In an unprecedented announcement (and on the heels of other directives on healthcare privacy matters), the Office for Civil Rights (OCR) of the U.S. Department of Health & Human Services (HHS) issued a statement on March 17, 2020, that it will not impose penalties against covered entity healthcare providers in connection with their “good faith provision of telehealth services” as long as the Public Health Emergency related to COVID-19 is in place. OCR is the federal agency responsible for the regulation and enforcement of the Health Insurance Portability and Accountability Act of 1996 and its Privacy and Security Rules (together, HIPAA).

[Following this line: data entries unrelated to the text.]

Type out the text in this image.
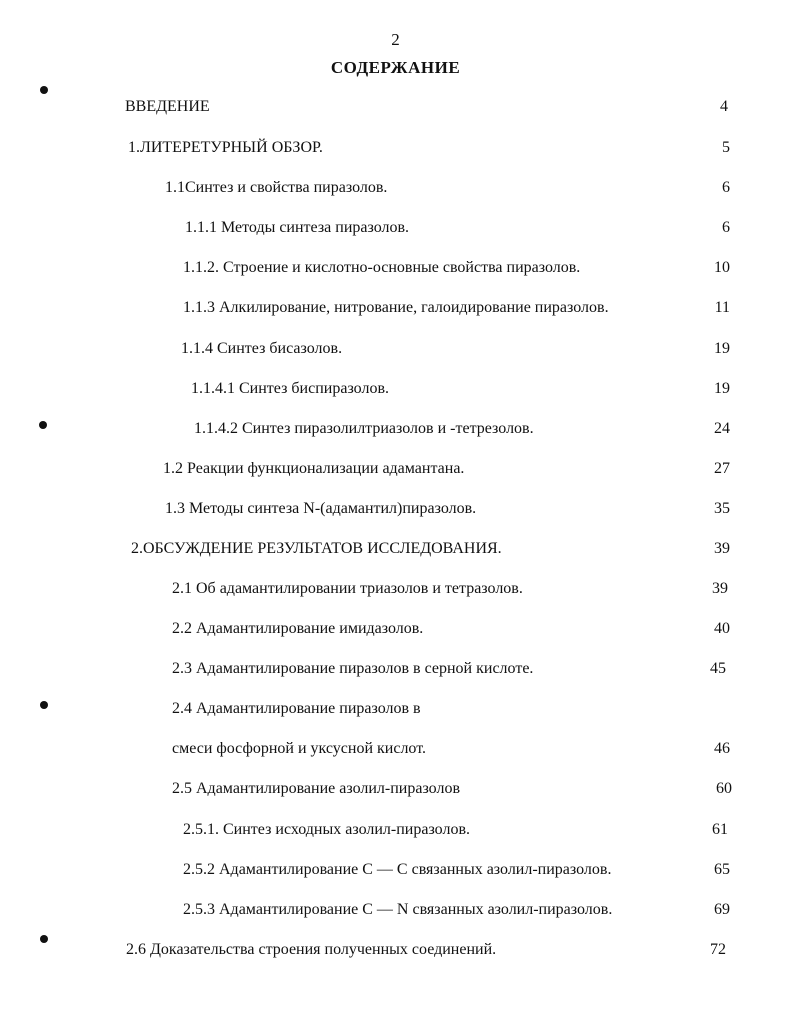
2
СОДЕРЖАНИЕ
ВВЕДЕНИЕ	4
1.ЛИТЕРЕТУРНЫЙ ОБЗОР.	5
1.1Синтез и свойства пиразолов.	6
1.1.1 Методы синтеза пиразолов.	6
1.1.2. Строение и кислотно-основные свойства пиразолов.	10
1.1.3 Алкилирование, нитрование, галоидирование пиразолов.	11
1.1.4 Синтез бисазолов.	19
1.1.4.1 Синтез биспиразолов.	19
1.1.4.2 Синтез пиразолилтриазолов и -тетрезолов.	24
1.2 Реакции функционализации адамантана.	27
1.3 Методы синтеза N-(адамантил)пиразолов.	35
2.ОБСУЖДЕНИЕ РЕЗУЛЬТАТОВ ИССЛЕДОВАНИЯ.	39
2.1 Об адамантилировании триазолов и тетразолов.	39
2.2 Адамантилирование имидазолов.	40
2.3 Адамантилирование пиразолов в серной кислоте.	45
2.4 Адамантилирование пиразолов в
смеси фосфорной и уксусной кислот.	46
2.5 Адамантилирование азолил-пиразолов	60
2.5.1. Синтез исходных азолил-пиразолов.	61
2.5.2 Адамантилирование С — С связанных азолил-пиразолов.	65
2.5.3 Адамантилирование С — N связанных азолил-пиразолов.	69
2.6 Доказательства строения полученных соединений.	72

Typically, HIPAA requires that healthcare providers use video communication products from technology vendors that are HIPAA-compliant and only if they enter HIPAA business associate agreements with such vendors. This is a best practice for any healthcare provider to comply with HIPAA and to minimize the risk of a data privacy breach. OCR specifically references examples of HIPAA-compliant vendors in its notice:
- Skype for Business/Microsoft Teams
- Updox
- VSee
- Zoom for Healthcare
- Doxy.me
- Google G Suite Hangouts Meet
Even with this list, OCR recognizes that some healthcare providers may not have the infrastructure in place to facilitate video-conferencing during the COVID-19 Public Health Emergency. Accordingly, OCR will not preclude the temporary use of popular apps like: Apple FaceTime, Facebook Messenger video chat, Google Hangouts video, or Skype. But OCR does clarify that public facing apps such as Facebook Live, Twitch, TikTok, or other similar video communication applications are not permitted for telehealth services. Accordingly, use of public facing apps could still subject a healthcare provider to HIPAA penalties for non-compliance.